The figures show that Hawaii saw a 25 percent increase in the number of residents 65 and older from 2010 to 2016.
The population of older residents grew by nearly 49,000 over the six-year period, the Census said, totaling nearly 245,000 statewide.
Experts have been predicting a silver tsunami in the islands for years, as Baby Boomers age and retire.
In fact, Hawaii is now ranked the best state for retirement, according to Forbes. In addition, more seniors in Hawaii live past the age of 65 compared to anywhere else in the United States.
Some islands are seeing larger increases in the percentage of older residents.
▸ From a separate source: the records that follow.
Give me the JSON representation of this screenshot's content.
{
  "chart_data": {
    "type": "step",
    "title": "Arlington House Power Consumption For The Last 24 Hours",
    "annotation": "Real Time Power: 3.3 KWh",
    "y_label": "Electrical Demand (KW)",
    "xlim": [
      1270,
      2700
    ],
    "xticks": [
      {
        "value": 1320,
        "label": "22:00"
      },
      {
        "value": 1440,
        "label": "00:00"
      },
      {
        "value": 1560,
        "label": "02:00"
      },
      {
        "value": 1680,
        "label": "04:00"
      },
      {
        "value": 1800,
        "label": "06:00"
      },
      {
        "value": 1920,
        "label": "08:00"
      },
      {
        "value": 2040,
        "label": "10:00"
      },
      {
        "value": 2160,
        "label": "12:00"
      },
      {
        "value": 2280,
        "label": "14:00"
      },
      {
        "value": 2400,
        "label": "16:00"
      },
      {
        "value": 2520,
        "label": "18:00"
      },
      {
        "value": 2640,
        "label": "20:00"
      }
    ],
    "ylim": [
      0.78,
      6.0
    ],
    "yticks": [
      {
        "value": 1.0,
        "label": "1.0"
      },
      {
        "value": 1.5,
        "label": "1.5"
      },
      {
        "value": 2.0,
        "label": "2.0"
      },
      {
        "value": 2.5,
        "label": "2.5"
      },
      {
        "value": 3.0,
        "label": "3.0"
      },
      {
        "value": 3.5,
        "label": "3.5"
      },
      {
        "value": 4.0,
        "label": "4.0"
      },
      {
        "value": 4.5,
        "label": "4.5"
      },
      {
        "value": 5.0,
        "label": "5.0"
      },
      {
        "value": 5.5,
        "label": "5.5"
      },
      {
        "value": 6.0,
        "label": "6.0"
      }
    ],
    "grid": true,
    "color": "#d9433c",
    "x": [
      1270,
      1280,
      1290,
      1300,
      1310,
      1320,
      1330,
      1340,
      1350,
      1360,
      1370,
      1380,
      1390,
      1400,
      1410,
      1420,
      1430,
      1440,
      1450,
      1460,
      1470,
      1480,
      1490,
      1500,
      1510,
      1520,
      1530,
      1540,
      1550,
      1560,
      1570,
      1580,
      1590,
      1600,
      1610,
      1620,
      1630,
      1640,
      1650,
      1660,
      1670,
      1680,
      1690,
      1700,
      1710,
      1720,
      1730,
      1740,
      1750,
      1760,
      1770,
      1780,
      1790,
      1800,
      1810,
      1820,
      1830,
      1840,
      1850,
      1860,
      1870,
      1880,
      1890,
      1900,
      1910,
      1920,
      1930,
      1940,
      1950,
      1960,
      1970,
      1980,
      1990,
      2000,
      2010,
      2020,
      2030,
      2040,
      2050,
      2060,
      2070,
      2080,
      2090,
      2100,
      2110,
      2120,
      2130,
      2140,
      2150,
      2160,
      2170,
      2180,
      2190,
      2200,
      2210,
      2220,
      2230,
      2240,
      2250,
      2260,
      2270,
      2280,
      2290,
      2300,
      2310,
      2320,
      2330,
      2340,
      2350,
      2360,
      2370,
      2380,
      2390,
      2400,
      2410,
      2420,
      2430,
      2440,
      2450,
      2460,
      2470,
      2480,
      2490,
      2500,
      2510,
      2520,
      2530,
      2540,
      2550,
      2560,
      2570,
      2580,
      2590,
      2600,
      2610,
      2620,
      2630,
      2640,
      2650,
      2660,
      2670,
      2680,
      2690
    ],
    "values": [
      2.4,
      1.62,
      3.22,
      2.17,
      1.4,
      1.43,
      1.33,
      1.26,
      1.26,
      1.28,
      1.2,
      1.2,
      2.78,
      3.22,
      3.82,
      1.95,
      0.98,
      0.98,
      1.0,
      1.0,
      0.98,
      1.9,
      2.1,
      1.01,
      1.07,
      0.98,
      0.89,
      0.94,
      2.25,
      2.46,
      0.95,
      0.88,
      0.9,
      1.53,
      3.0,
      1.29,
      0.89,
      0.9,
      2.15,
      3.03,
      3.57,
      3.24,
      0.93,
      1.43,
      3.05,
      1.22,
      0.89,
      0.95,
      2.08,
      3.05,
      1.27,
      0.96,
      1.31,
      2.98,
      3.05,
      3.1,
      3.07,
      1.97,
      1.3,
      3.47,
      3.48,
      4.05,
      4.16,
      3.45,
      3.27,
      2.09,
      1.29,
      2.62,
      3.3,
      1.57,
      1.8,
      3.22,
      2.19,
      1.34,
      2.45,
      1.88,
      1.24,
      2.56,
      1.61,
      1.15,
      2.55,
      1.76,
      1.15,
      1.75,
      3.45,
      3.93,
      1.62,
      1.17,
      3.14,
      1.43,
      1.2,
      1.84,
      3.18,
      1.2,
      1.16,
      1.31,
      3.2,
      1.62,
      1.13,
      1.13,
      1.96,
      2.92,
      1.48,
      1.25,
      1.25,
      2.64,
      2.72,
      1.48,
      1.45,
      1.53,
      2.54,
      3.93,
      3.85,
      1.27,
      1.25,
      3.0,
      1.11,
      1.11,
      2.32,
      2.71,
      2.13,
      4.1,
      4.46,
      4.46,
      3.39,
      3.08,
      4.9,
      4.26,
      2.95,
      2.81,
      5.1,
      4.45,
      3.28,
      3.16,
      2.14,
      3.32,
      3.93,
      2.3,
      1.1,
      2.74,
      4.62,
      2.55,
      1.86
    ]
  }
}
From 2010 to 2016, the average annual growth rate for the older community was 5.7 percent for the Big Island, where nearly 1 in 5 individuals are 65 and up. Comparably, Maui only saw a 5.4 percent increase.
The population of elderly in Kauai went up by nearly 4 percent and in Honolulu by nearly 3 percent.
Meanwhile, the median age for the state is 38.6 years -- the same as it was in 2010.
The Big Island has the highest median age, at 42.2 years. Oahu has the lowest, at 37.4 years.